Compounding their challenges, participants suggested that contraception may be criticized, leading to poor adoption – a social norm previously reported in Uganda and its neighbors.

Perhaps the most striking finding, however, was that women living with heart disease experience considerable stigma. Because of its ubiquity, we do not consider cardiovascular conditions to be the source of much stigma in the developed world, yet it was spontaneously reported by our group. Several participants were suspected by friends and family of having HIV because they were observed taking medications for a prolonged period of time (as opposed to short durations for drugs such as antibiotics).

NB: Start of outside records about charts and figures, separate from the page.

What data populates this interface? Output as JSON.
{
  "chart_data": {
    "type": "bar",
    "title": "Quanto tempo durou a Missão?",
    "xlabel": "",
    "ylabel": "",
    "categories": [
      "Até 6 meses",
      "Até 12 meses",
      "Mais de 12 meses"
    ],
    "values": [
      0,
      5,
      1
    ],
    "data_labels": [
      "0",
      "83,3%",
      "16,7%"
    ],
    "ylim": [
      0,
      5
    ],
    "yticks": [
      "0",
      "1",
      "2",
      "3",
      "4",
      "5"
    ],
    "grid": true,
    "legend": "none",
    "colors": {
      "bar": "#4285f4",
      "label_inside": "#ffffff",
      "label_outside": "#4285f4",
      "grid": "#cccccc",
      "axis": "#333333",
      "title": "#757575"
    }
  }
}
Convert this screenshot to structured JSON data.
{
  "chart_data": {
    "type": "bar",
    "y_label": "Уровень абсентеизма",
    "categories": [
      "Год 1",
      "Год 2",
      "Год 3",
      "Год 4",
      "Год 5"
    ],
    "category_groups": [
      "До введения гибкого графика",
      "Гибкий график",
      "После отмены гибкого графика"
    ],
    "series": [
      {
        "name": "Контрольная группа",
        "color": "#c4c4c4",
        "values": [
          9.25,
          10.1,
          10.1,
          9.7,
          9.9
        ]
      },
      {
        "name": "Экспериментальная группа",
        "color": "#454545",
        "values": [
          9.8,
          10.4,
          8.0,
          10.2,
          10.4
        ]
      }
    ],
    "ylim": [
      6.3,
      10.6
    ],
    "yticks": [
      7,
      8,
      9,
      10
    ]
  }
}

More surprisingly, our patients reported that they felt it may be preferable to have HIV than heart disease. They attributed this to the fact that having HIV may not limit their reproductive potential the way cardiac conditions do.

Building systems, targeting future efforts

In light of these sobering findings, our team also asked participants how they thought the current medical system could better serve their needs. First, patients suggested that health care providers discuss the reproductive consequences of the illness and its therapies. This concern has been echoed by women living with serious chronic disease in Europe as well. In addition, women stated that doctors should involve male partners and family members in discussions about heart disease.

To that end, Uganda’s health system has commissioned an initiative to better care for women of reproductive age living with heart disease. Uganda’s first Women’s Heart Center is a collaboration between cardiology and obstetrics, a multidisciplinary effort to cross-refer patients who are pregnant or plan to become pregnant and have heart conditions. From the lessons we learned from our study, we hope to incorporate family counseling and public awareness campaigns to fight stigma against cardiovascular disease in women.

Our study suggests that there is still work to be done in identifying the comorbidities and downstream outcomes of this population. These are areas of ongoing investigation for our team. Nevertheless, we are optimistic that there are opportunities for improved family and societal education programs and community engagement, leading to better outcomes and patient empowerment.